Auf der Grundlage von Sullenbergers Buch „Highest Duty“ untersucht Clint Eastwood in seiner Filmadaption auf zutiefst kompetente Weise, was es bedeutet, in einer zynischen Zeit heroisch zu sein, und die anscheinende Unfähigkeit der modernen Gesellschaft, eine edle Tat zu schätzen. Der Vorfall dauerte nur 208 Sekunden, aber Filmzeit ist magisch, und so beugt Eastwood Zeit und Raum und wiederholt besagte atemberaubende Landung immer und immer wieder aus verschiedenen Perspektiven. Hier öffnen sich ein paar Minuten im Leben eines Mannes, die wiederum das moralische Zentrum der Welt bloßlegen. Aber Sully (Tom Hanks) bleibt ein unkomplizierter Held im Gegensatz zu, sagen wir, Chris Kyle in American Sniper. Beide Filme handeln im Kern von außergewöhnlichen Männern mit einer „just doing my job“-Mentalität. Es ist die Art von patriotischem Heldenstoff, die sowohl Eastwood (hier ausnahmsweise technisch versiert) als auch Hanks (in einer beliebigen Anzahl von Filmen wie Captain Phillips oder Bridge of Spies) entschieden beherrschen.

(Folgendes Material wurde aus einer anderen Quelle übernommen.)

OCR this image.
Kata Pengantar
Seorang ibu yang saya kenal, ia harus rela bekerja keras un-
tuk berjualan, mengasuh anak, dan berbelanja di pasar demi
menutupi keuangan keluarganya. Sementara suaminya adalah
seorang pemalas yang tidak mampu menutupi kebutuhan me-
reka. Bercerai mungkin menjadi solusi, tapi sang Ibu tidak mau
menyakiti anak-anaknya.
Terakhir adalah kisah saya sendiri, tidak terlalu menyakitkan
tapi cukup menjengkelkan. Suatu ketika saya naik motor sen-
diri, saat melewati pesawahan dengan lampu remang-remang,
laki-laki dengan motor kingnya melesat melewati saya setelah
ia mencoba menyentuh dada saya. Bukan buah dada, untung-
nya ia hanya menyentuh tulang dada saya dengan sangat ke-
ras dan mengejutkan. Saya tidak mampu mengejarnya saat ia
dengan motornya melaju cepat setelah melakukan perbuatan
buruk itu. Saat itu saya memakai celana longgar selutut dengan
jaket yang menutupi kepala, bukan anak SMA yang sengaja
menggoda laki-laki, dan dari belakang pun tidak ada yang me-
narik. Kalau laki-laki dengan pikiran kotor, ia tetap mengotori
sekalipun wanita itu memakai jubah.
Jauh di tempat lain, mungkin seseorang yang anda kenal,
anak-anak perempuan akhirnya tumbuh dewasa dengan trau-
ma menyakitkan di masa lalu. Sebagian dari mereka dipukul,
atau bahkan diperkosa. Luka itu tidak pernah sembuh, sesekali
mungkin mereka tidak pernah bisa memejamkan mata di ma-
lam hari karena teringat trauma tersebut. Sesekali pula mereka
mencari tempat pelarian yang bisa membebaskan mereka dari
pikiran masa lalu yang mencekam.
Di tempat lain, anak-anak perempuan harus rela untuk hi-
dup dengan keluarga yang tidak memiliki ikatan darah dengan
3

Sully ist ein schöner Film, wenn auch nicht perfekt. Er verwandelt eine behördliche Routinebefragung in einen Pseudo-Thriller und gibt Nebenfiguren eindimensionale Auftritte. Aber Eastwood legt das gleiche Understatement an den Tag, das der Film in seinem Protagonisten feiert. An einer Stelle macht sich Sully Sorgen, ob die Menschen ihn als „Held oder Schwindel“ sehen, der Film lässt mit Recht keinen solchen Zweifel zu.